A house four blocks from Grover’s had been robbed on the night of the murder, and there was a slim chance that the same man might have been responsible for both jobs. But the burglary had occurred after one o’clock in the morning, which made the connection look not so good. A burglar who had killed a man, and perhaps picked up $10,000 in the bargain, wouldn’t be likely to turn his hand to another job right away.
I looked at the paper-knife with which Grover had been killed, and at the photographs of the bloody prints, but they couldn’t help me much just now. There seemed to be nothing to do but get out and dig around until I turned up something somewhere.
Then the door opened, and Joseph Clane was ushered into the room where O’Hara, Dean and I were talking.
Clane was a hard-bitten citizen, for all his prosperous look; fifty or fifty-five, I’d say, with eyes, mouth and jaw that held plenty of humor but none of what is sometimes called the milk of human kindness.
He was a big man, beefy, and all dressed up in a tight-fitting checkered suit, fawn-colored hat, patent-leather shoes with buff uppers, and the rest of the things that go with that sort of combination. He had a harsh voice that was as empty of expression as his hard red face, and he held his body stiffly, as if he was afraid the buttons on his too-tight clothes were about to pop off.
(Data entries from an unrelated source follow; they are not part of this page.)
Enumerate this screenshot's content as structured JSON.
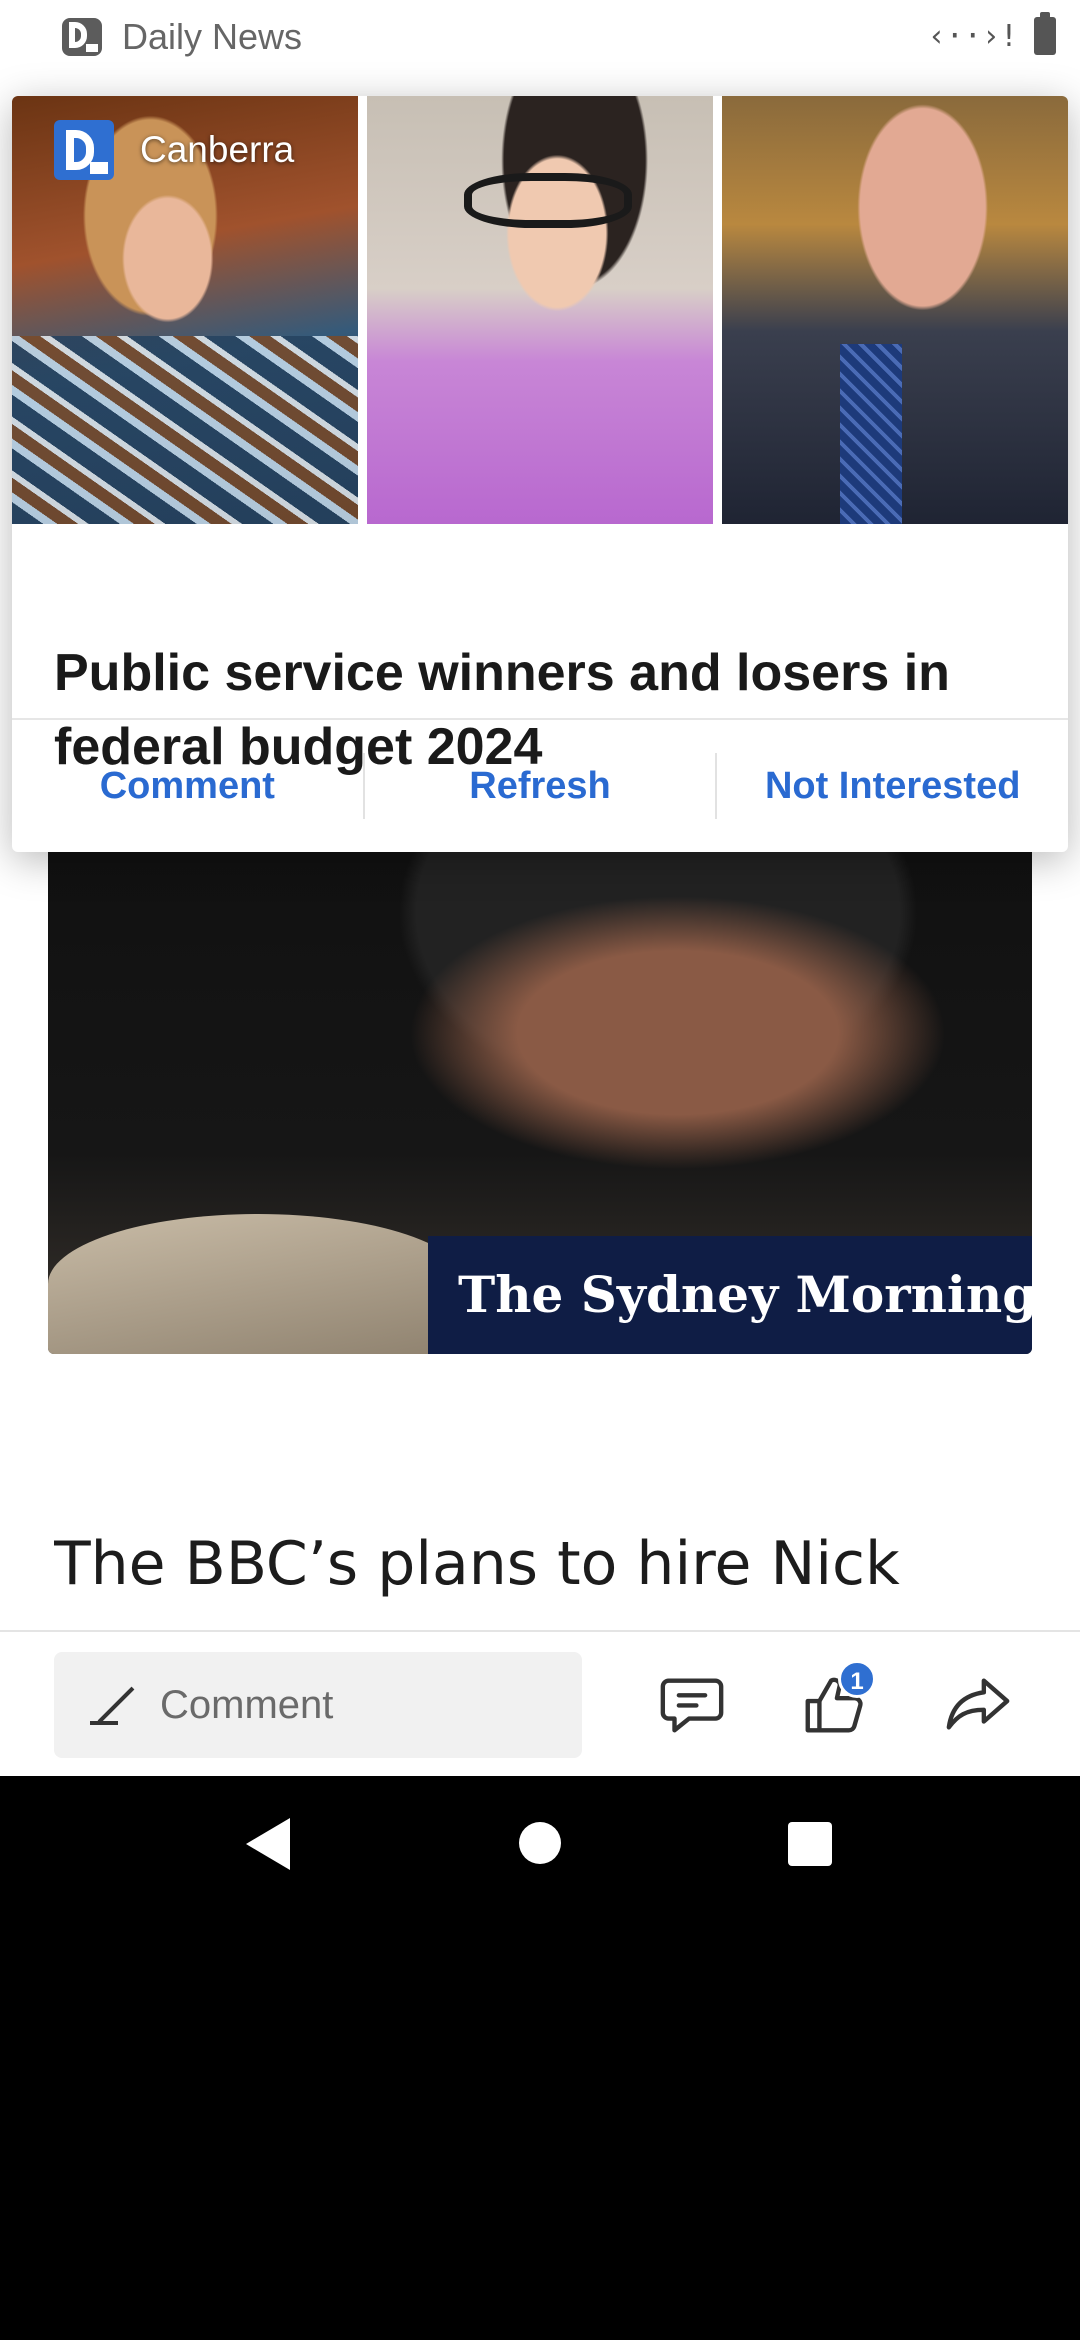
{
  "statusbar": {
    "app_title": "Daily News",
    "status_code": "‹··›!",
    "battery": "battery-icon"
  },
  "notification": {
    "source": "Canberra",
    "headline": "Public service winners and losers in federal budget 2024",
    "actions": {
      "comment": "Comment",
      "refresh": "Refresh",
      "not_interested": "Not Interested"
    },
    "accent_color": "#2a6ad1"
  },
  "article": {
    "hero_banner": "The Sydney Morning Herald",
    "text": "The BBC’s plans to hire Nick"
  },
  "bottombar": {
    "comment_placeholder": "Comment",
    "like_count": "1"
  },
  "navbar": {
    "back": "back-icon",
    "home": "home-icon",
    "recent": "recent-apps-icon"
  }
}
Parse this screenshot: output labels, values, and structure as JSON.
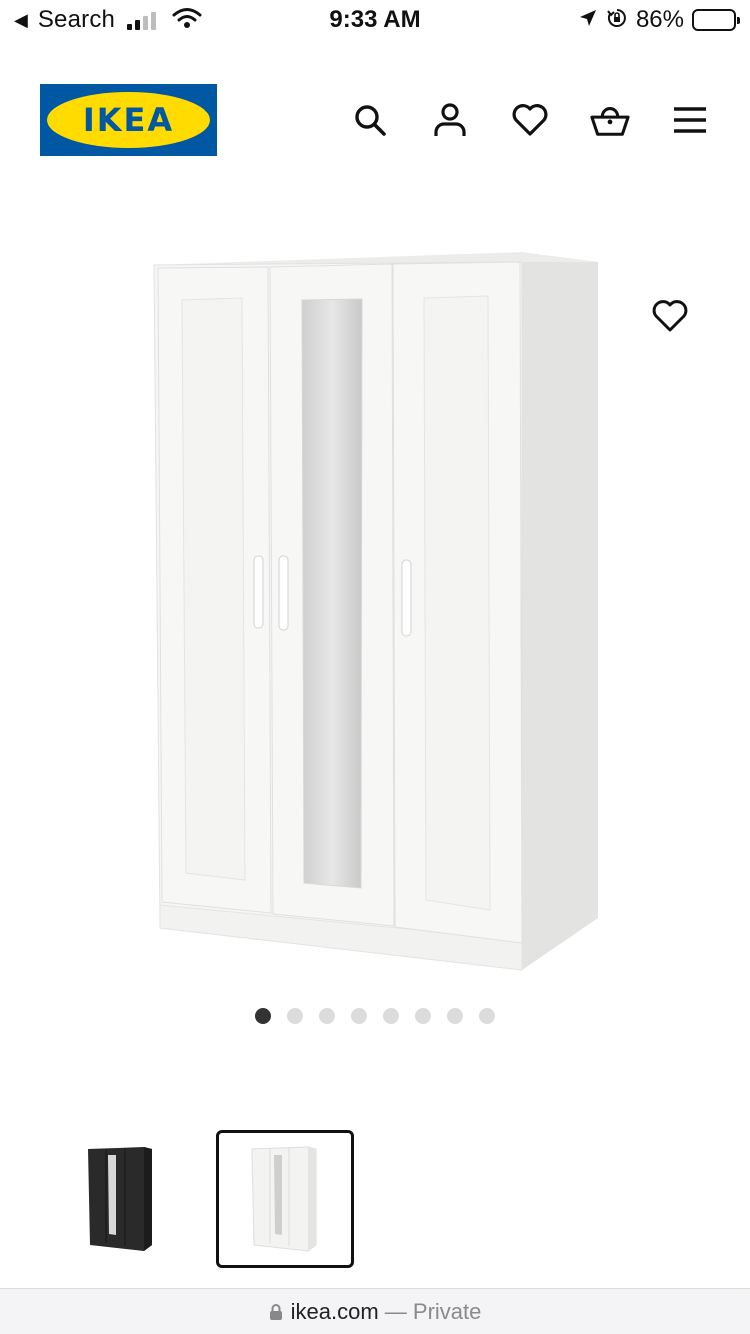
{
  "status_bar": {
    "back_label": "Search",
    "time": "9:33 AM",
    "battery_percent": "86%",
    "battery_level": 0.86,
    "signal_bars": 2,
    "icons": [
      "back-arrow-icon",
      "signal-icon",
      "wifi-icon",
      "location-icon",
      "orientation-lock-icon",
      "battery-icon"
    ]
  },
  "header": {
    "logo_text": "IKEA",
    "logo_registered": "®",
    "brand_colors": {
      "blue": "#0058a3",
      "yellow": "#ffdb00"
    },
    "icons": [
      "search-icon",
      "account-icon",
      "wishlist-heart-icon",
      "shopping-basket-icon",
      "menu-icon"
    ]
  },
  "product": {
    "image": "white-three-door-wardrobe-with-mirror",
    "favorite_icon": "heart-outline-icon",
    "gallery": {
      "total_images": 8,
      "active_index": 0
    }
  },
  "variants": [
    {
      "name": "black-wardrobe-variant",
      "color": "#2a2a2a",
      "selected": false
    },
    {
      "name": "white-wardrobe-variant",
      "color": "#f3f3f1",
      "selected": true
    }
  ],
  "browser": {
    "domain": "ikea.com",
    "separator": " — ",
    "mode": "Private"
  }
}
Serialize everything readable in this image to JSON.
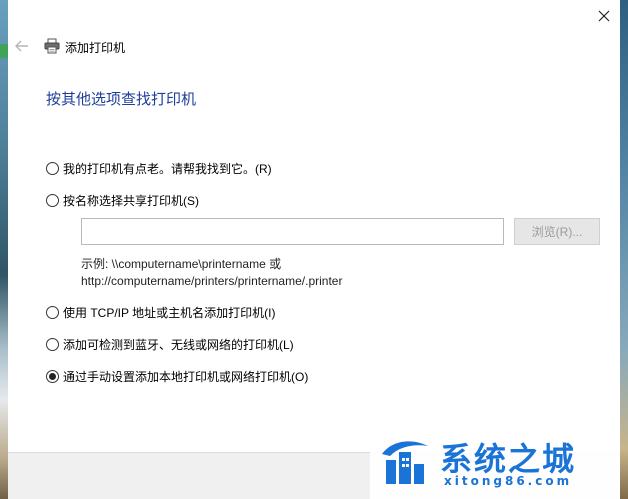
{
  "window": {
    "title": "添加打印机"
  },
  "heading": "按其他选项查找打印机",
  "options": [
    {
      "label": "我的打印机有点老。请帮我找到它。(R)",
      "checked": false
    },
    {
      "label": "按名称选择共享打印机(S)",
      "checked": false
    },
    {
      "label": "使用 TCP/IP 地址或主机名添加打印机(I)",
      "checked": false
    },
    {
      "label": "添加可检测到蓝牙、无线或网络的打印机(L)",
      "checked": false
    },
    {
      "label": "通过手动设置添加本地打印机或网络打印机(O)",
      "checked": true
    }
  ],
  "shared_printer": {
    "input_value": "",
    "browse_label": "浏览(R)...",
    "example_line1": "示例: \\\\computername\\printername 或",
    "example_line2": "http://computername/printers/printername/.printer"
  },
  "watermark": {
    "text": "系统之城",
    "sub": "xitong86.com"
  },
  "icons": {
    "back": "back-arrow-icon",
    "printer": "printer-icon",
    "close": "close-icon"
  }
}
Even his arms hung woodenly at his sides, with thick fingers that were lifelessly motionless.
He came right to the point. He had been a friend of the murdered man’s, and thought that perhaps what he could tell us would be of value.
He had met Henry Grover — he called him “Henny” — in 1894, in Ontario, where Grover was working a claim: the gold mine that had started the murdered man along the road to wealth. Clane had been employed by Grover as foreman, and the two men had become close friends. A man named Denis Waldeman had a claim adjoining Grover’s and a dispute had arisen over their boundaries. The dispute ran on for some time — the men coming to blows once or twice — but finally Grover seems to have triumphed, for Waldeman suddenly left the country.
Clane’s idea was that if we could find Waldeman we might find Grover’s murderer, for considerable money had been involved in the dispute, and Waldeman was “a mean cuss, for a fact,” and not likely to have forgotten his defeat.
Clane and Grover had kept in touch with each other, corresponding or meeting at irregular intervals, but the murdered man had never said or written anything that would throw a light on his death. Clane, too, had given up mining, and now had a small string of race-horses which occupied all his time.
He was in the city for a rest between racing-meets, had arrived two days before the murder, but had been too busy with his own affairs — he had discharged his trainer and was trying to find another — to call upon his friend. Clane was staying at the Marquis hotel, and would be in the city for a week or ten days longer.
“How come you’ve waited three days before coming to tell us all this?” Dean asked him.
“I wasn’t noways sure I had ought to do it. I wasn’t never sure in my mind but what maybe Henny done for that fellow Waldeman — he disappeared sudden-like. And I didn’t want to do nothing to dirty Henny’s name. But finally I decided to do the right thing. And then there’s another thing: you found some finger-prints in Henny’s house, didn’t you? The newspapers said so.”